One of his latest works Sunset in Delft (2021) and Sunset in The Hague (2022) is a sculpture that reenacts the everyday phenomenon of the sun sinking into the horizon, and it does so, inside of a city. This massive glowing body of light has been placed on the water, precisely at the crossing of three canals in the idyllic town of Delft – the place where scientist Antoni van Leeuwenhoek and painter Johannes Vermeer possibly met, while pioneering experiments with Optics in the 17th century. The 360º panoramic view of this sun sinking on water subverts the usual perspective of the celestial star moving over the horizon.

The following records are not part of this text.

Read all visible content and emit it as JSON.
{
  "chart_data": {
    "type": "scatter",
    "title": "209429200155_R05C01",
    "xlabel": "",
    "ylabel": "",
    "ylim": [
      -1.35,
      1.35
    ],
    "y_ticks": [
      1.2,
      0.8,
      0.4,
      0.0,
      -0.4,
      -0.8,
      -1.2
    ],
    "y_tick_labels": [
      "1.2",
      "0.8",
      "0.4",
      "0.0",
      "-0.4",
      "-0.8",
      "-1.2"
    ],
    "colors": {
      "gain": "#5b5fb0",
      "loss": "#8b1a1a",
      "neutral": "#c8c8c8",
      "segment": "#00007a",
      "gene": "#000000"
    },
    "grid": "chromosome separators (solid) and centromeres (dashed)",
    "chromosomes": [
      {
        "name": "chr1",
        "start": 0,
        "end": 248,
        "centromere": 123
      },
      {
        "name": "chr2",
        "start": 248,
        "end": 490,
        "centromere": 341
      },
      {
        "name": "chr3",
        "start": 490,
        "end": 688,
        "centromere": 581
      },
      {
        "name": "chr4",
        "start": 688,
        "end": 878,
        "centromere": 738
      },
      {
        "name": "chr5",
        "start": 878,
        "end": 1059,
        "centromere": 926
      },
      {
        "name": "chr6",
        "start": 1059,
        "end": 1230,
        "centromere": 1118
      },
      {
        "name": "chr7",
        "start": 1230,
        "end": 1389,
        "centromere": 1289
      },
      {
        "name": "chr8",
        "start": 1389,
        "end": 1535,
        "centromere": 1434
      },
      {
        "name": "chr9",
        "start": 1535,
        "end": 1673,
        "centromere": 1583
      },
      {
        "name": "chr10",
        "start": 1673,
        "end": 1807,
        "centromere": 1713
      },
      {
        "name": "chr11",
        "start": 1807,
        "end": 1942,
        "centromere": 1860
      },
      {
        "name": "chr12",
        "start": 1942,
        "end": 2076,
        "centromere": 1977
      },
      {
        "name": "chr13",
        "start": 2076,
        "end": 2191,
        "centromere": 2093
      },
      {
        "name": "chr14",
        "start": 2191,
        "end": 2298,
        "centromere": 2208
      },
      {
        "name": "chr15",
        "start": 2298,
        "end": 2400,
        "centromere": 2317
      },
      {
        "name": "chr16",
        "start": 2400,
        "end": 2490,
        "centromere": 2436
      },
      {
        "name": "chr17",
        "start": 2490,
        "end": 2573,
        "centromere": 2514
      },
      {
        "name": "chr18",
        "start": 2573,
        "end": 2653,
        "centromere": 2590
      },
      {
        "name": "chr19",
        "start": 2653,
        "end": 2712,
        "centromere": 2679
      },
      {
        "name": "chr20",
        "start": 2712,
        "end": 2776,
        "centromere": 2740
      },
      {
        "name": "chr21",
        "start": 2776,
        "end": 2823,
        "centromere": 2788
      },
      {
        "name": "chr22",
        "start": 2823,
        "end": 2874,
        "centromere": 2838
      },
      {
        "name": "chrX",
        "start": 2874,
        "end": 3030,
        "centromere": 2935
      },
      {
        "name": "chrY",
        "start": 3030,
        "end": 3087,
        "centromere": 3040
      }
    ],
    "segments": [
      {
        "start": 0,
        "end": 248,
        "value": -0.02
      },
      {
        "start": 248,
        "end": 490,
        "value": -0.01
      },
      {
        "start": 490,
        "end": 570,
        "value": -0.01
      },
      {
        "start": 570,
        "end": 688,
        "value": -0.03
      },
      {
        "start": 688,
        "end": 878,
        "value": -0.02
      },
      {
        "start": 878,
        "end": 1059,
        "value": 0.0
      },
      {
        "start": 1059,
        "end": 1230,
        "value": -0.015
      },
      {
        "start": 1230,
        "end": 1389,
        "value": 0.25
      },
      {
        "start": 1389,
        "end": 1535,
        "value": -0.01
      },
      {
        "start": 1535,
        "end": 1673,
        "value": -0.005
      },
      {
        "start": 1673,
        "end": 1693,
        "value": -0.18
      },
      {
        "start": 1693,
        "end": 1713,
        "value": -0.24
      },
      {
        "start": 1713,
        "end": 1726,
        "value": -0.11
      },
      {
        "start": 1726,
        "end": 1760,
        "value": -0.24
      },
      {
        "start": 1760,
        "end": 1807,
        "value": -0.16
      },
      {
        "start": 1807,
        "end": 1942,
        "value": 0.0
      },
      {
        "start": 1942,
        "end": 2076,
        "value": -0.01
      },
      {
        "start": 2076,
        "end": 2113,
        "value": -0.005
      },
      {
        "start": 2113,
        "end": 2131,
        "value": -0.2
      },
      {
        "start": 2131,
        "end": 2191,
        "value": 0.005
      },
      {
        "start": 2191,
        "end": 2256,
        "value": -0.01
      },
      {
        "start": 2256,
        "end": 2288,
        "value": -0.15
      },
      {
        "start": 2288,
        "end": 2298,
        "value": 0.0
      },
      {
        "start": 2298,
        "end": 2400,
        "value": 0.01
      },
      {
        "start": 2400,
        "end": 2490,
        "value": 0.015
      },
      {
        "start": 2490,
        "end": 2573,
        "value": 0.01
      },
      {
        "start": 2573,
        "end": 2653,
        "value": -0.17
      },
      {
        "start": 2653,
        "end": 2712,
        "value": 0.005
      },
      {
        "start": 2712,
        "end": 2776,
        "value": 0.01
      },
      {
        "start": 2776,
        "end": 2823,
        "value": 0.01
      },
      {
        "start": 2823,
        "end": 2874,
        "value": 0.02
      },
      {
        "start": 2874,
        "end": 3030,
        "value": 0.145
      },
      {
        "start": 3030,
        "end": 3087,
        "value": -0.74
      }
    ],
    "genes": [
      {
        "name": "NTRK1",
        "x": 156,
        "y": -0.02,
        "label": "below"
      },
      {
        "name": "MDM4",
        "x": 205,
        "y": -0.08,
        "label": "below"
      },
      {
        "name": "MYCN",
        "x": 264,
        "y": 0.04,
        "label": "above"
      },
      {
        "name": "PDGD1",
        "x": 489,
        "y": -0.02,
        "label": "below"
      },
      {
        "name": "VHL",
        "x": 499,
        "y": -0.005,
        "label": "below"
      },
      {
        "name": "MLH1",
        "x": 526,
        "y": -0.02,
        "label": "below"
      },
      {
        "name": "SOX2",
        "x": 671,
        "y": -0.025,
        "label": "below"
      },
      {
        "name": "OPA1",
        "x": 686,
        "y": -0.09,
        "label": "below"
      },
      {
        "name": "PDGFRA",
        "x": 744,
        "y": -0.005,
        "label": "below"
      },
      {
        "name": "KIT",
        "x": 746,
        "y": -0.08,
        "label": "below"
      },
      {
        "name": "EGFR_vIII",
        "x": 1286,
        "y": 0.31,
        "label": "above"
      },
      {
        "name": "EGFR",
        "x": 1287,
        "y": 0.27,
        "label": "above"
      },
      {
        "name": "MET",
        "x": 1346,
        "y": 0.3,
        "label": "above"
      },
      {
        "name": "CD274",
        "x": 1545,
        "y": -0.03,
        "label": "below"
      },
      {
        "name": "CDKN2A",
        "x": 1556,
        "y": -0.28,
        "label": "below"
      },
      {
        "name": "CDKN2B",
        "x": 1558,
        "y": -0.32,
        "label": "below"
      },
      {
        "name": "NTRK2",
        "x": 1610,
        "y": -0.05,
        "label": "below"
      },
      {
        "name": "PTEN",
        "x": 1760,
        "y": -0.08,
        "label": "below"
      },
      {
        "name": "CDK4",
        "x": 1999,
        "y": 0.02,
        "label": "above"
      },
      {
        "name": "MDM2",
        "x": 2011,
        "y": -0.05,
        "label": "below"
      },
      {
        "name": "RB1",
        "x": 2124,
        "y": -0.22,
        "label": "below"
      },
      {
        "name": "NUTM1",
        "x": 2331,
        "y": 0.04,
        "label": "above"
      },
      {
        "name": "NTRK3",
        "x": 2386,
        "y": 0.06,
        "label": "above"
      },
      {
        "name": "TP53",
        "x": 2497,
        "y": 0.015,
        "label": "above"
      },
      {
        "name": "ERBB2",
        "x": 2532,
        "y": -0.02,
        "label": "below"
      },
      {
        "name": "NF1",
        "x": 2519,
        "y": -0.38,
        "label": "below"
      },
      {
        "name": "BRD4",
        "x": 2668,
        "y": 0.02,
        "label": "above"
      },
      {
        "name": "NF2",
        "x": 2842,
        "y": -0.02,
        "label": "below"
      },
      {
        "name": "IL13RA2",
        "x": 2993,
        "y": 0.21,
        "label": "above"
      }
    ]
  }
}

Sunset in Delft lingered for three evenings, inviting for a durational experience. The public was instigated to see, walk around it, relish, and perhaps feel its warmth–therefore, to be in the present. As philosopher Byung-Chul Han writes: “What we experience today as acceleration is only one of the symptoms of temporal dispersal. Today’s temporal crisis is caused by a dyschronicity which leads to various temporal disturbances and irritations. (…)The feeling that life is accelerating is really the experience of a time that is whizzing without a direction. (…) it is the atomization of time which is responsible for dyschronicity. It is also the reason for the feeling that time passes much more quickly than it used to. Due to the temporal dispersal, no experience of duration is possible.”

Sunset in Delft is a collaboration between Ludmila Rodrigues and Mike Rijnierse. Mike and Ludmila have been collaborating since 2011, sharing a fascination for the ways human perception is constructed. Their works activate the public to navigate with their senses and to re-learn how to see, hear and feel.